DARPA is financing studies into high-tech healing techniques

Sep 19, 2011 18:21 GMT  ·  By
Brown University researchers are working towards developing high-tech methods of treating brain injuries
   Brown University researchers are working towards developing high-tech methods of treating brain injuries

Investigators at the Brown University are hard at work in developing new approaches to healing damage caused in the human brain by adverse events such as injuries and stroke. They received a grant to finance their research less than a year ago, and they are already making important progress.

The university received the major share of a nearly $15-million grant, awarded by the US Defense Advanced Research Projects Agency (DARPA), as part of their involvement with the REPAIR project.

According to the team, the most important aspect of the study is to understand intricate inner workings of the human brain, so that doctors will know where to act if they want to fix the tremendous damage done by stroke, for example.

Furthermore, having access to this knowledge would enable investigators to develop therapies aimed at fixing these traumatic injuries. Restoring functionality to a patient's limbs, or allowing them to regain access to superior cognitive functions would be an unrivaled achievement all by itself.

Neuroscientists Rebecca Burwell, Barry Connors, John Donoghue, David Sheinberg, and Leigh Hochberg are all part of the Brown team. They are working together to tease out circuitry in the brain that underlies environmental perceptions.
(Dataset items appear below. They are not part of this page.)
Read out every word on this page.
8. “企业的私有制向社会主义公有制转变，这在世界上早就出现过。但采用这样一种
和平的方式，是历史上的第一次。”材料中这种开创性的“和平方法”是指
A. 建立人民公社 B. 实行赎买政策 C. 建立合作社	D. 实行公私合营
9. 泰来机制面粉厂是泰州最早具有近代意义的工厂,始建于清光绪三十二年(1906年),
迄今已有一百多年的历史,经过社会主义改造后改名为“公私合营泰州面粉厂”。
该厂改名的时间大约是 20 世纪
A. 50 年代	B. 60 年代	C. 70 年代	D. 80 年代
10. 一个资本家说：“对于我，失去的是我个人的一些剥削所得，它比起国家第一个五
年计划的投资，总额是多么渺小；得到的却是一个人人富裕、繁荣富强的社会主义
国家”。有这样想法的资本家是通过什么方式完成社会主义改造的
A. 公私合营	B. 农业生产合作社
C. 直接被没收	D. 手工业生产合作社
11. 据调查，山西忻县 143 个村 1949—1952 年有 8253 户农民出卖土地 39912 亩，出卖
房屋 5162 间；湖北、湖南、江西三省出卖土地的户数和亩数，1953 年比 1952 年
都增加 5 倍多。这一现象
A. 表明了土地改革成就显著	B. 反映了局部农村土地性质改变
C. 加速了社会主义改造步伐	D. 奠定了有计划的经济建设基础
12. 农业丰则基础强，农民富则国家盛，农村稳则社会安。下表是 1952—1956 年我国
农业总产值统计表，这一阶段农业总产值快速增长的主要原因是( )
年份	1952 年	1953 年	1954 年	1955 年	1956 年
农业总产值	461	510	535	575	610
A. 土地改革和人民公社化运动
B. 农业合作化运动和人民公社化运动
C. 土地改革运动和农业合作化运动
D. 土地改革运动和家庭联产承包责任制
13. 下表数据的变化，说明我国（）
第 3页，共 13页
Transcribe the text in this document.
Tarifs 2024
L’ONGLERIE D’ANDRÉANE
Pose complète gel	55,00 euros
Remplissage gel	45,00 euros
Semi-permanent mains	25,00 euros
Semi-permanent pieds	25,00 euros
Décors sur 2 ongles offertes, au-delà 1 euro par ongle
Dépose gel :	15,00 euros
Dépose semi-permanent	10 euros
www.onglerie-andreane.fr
Once they discover all of them, they can easily determine how these areas of the brain formulate a response to what they are perceiving. The researchers will also be able to learn how these cortical regions command the brain to move in response to the environment.

“The ability to help people who are severely disabled or injured in ways that no current medical treatment can cure is the dream,” Brown University professor of engineering Arto Nurmikko explains. The expert is the co-primary investigator of the project.

Research teams at the Stanford University, the University of California in San Francisco (UCSF) and University College London (UCL), in the United Kingdom, have also received DARPA funds as part of the REPAIR project.

“If there is an injury that leads to some kind of dysfunction in the brain, do we understand enough so as to substitute the missing part or the broken part with some of the kinds of the control technology we are trying to develop and replace that function?” Sheinberg asks.

“Do we understand how the visual system works well enough so that in the absence of a particular part of the visual system we can deliver signals artificially that might serve as a viable substitute?” he goes on to say. The team will attempt to answer these difficult questions in the coming years.

“There’s an awful lot to be learned. This paradigm of listening to the brain while actually informing the brain [with] methods that have not been available before, will elevate that understanding to a completely new level,” Nurmikko concludes.